During Mineralized Tissue Journal
Club, researchers from Cornell Engineering and Hospital for Special Surgery
discuss relevant literature in the realm of bone mechanics, diseases, and
in-vitro modeling. This week, I was able to attend the monthly meeting from the
HSS side with Adele Boskey and colleagues. The paper up for discussion
highlighted a new approach to intrafibrillar mineralization of collagen both
in-vitro and in-vivo and also alluded to research efforts I was a part of
during my undergraduate career. I was excited to see so many of my experiences
coming full circle during immersion.
On that note, I finally got to
see a total knee replacement, which I had been itching to see since working for
a prosthetic company last summer. The patient had always had a high blood
pressure so that didn’t make for a welcoming start to surgery. She bled
profusely until the anesthesiology team was able to bring her under control.
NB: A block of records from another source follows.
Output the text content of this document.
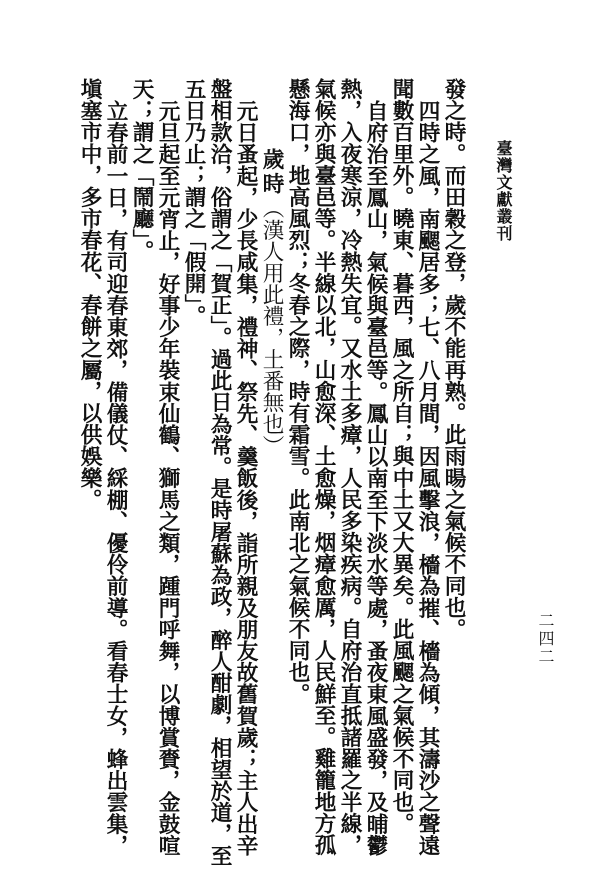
臺灣文獻叢刊
二四二

發之時。而田穀之登，歲不能再熟。此雨暘之氣候不同也。

四時之風，南颸居多；七、八月間，因風擊浪，檣為摧、檣為傾，其濤沙之聲遠聞數百里外。曉東、暮西，風之所自；與中土又大異矣。此風颸之氣候不同也。

自府治至鳳山，氣候與臺邑等。鳳山以南至下淡水等處，蚤夜東風盛發，及晡鬱熱，入夜寒涼，冷熱失宜。又水土多瘴，人民多染疾病。自府治直抵諸羅之半線，氣候亦與臺邑等。半線以北，山愈深、土愈燥，烟瘴愈厲，人民鮮至。雞籠地方孤懸海口，地高風烈；冬春之際，時有霜雪。此南北之氣候不同也。

歲時（漢人用此禮，土番無也）

元日蚤起，少長咸集，禮神、祭先、羹飯後，詣所親及朋友故舊賀歲；主人出辛盤相款洽，俗謂之「賀正」。過此日為常。是時屠蘇為政，醉人酣劇，相望於道，至五日乃止；謂之「假開」。

元旦起至元宵止，好事少年裝束仙鶴、獅馬之類，踵門呼舞，以博賞賚，金鼓喧天；謂之「鬧廳」。

立春前一日，有司迎春東郊，備儀仗、綵棚、優伶前導。看春士女，蜂出雲集，塡塞市中，多市春花、春餅之屬，以供娛樂。
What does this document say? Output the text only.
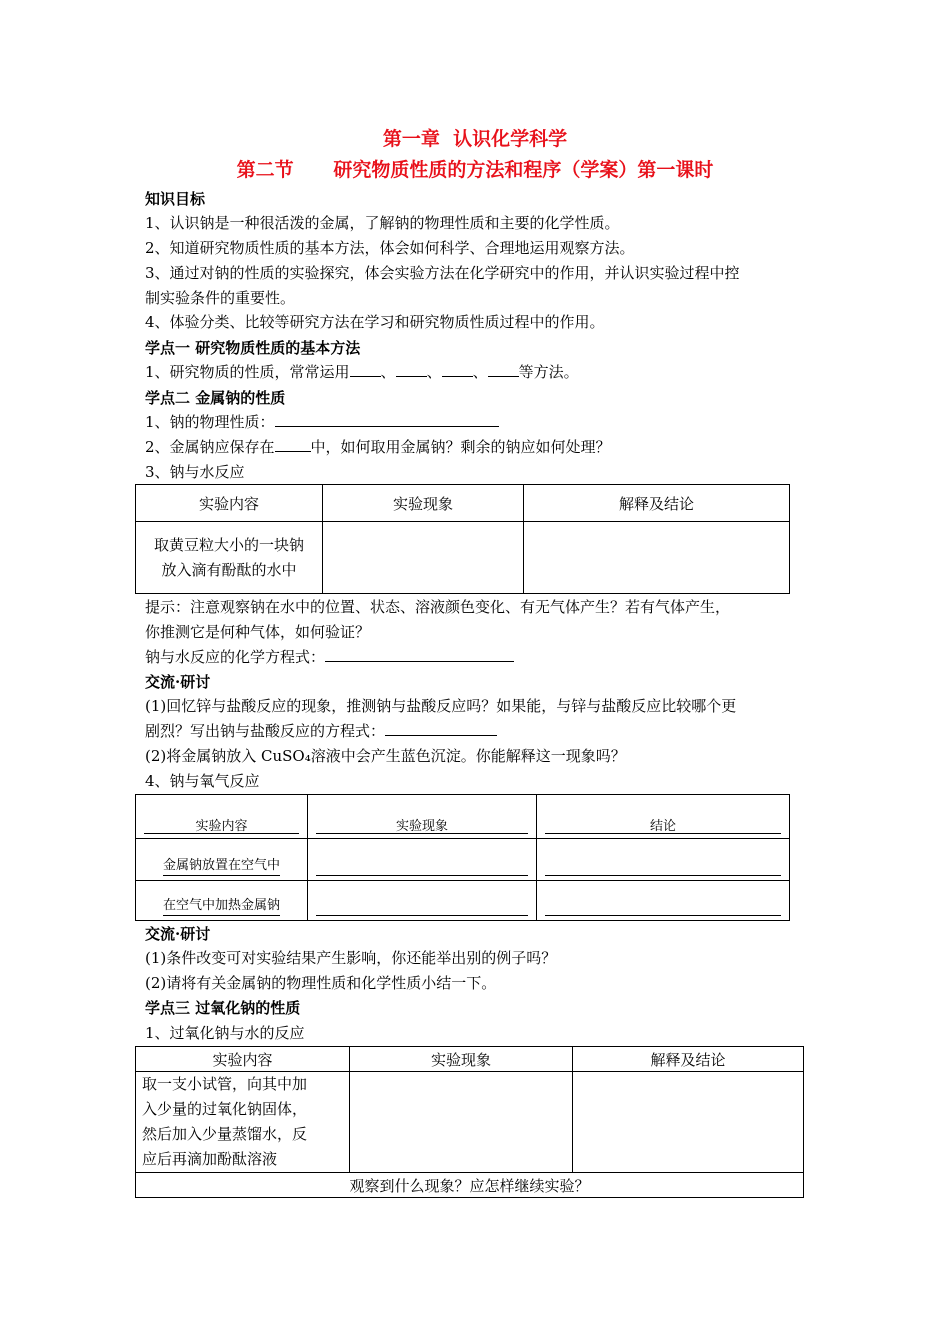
第一章  认识化学科学
第二节      研究物质性质的方法和程序（学案）第一课时
知识目标
1、认识钠是一种很活泼的金属，了解钠的物理性质和主要的化学性质。
2、知道研究物质性质的基本方法，体会如何科学、合理地运用观察方法。
3、通过对钠的性质的实验探究，体会实验方法在化学研究中的作用，并认识实验过程中控
制实验条件的重要性。
4、体验分类、比较等研究方法在学习和研究物质性质过程中的作用。
学点一 研究物质性质的基本方法
1、研究物质的性质，常常运用 、 、 、 等方法。
学点二 金属钠的性质
1、钠的物理性质：
2、金属钠应保存在 中，如何取用金属钠？剩余的钠应如何处理？
3、钠与水反应
实验内容	实验现象	解释及结论

取黄豆粒大小的一块钠
放入滴有酚酞的水中		

提示：注意观察钠在水中的位置、状态、溶液颜色变化、有无气体产生？若有气体产生，
你推测它是何种气体，如何验证？
钠与水反应的化学方程式：
交流·研讨
(1)回忆锌与盐酸反应的现象，推测钠与盐酸反应吗？如果能，与锌与盐酸反应比较哪个更
剧烈？写出钠与盐酸反应的方程式：
(2)将金属钠放入 CuSO₄溶液中会产生蓝色沉淀。你能解释这一现象吗？
4、钠与氧气反应
实验内容	实验现象	结论

金属钠放置在空气中	

在空气中加热金属钠	

交流·研讨
(1)条件改变可对实验结果产生影响，你还能举出别的例子吗？
(2)请将有关金属钠的物理性质和化学性质小结一下。
学点三 过氧化钠的性质
1、过氧化钠与水的反应
实验内容	实验现象	解释及结论

取一支小试管，向其中加
入少量的过氧化钠固体，
然后加入少量蒸馏水，反
应后再滴加酚酞溶液		

观察到什么现象？应怎样继续实验？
I
inched my way around the OR technician’s table of Stryker instruments and
implants, making sure not to contaminate anything but still trying to get the
best view. The patient appeared to have a lot of bone removed relative to the
average patient. Her pre-operative x-rays showed a tibial plate eroded down to
about a 20-30 degree angle that needed a lot of correcting before inserting the
tibial component. I believe this was due to a joint infection. My overall
impression of the surgery was the color red, because I saw a lot of blood from
my vantage point. The smaller details were harder to take in behind a team of
three surgeons but I did get to see the trial implantation and final cementing
of the prosthesis. The longest part of the surgery, aside from controlling the
blood, involved alignment and resection of the bones with Stryker’s guides.
Later in the week, I observed a
kyphoplasty. This procedure utilizes cement to help fractured vertebrae heal. A
‘needle’ is placed into the vertebrae of interest with the help of
anterior/posterior and medial/lateral x-ray images being acquired frequently.
Then, a cement gun is placed into the needles hollow center so that it can be
delivered to the exact site accurately. Dr. Lane tasked me with taking pictures
of cement preparation so that the process would be easier to remember for
future procedures.
The rest of the week was spent
observing patients with Dr. Lane. He has a very interesting patient population
that constantly presents new opportunities to learn about bone pathologies. One
case that stood out in particular was a patient that he deemed would be ideal
for a new drug called anti-sclerostin antibody but is still undergoing FDA
clearance. This may be the osteoporotic drug of the future in that sclerostin
is bone specific and trials have demonstrated a greater increase in BMD
compared to bisphosphonates and teriperatide.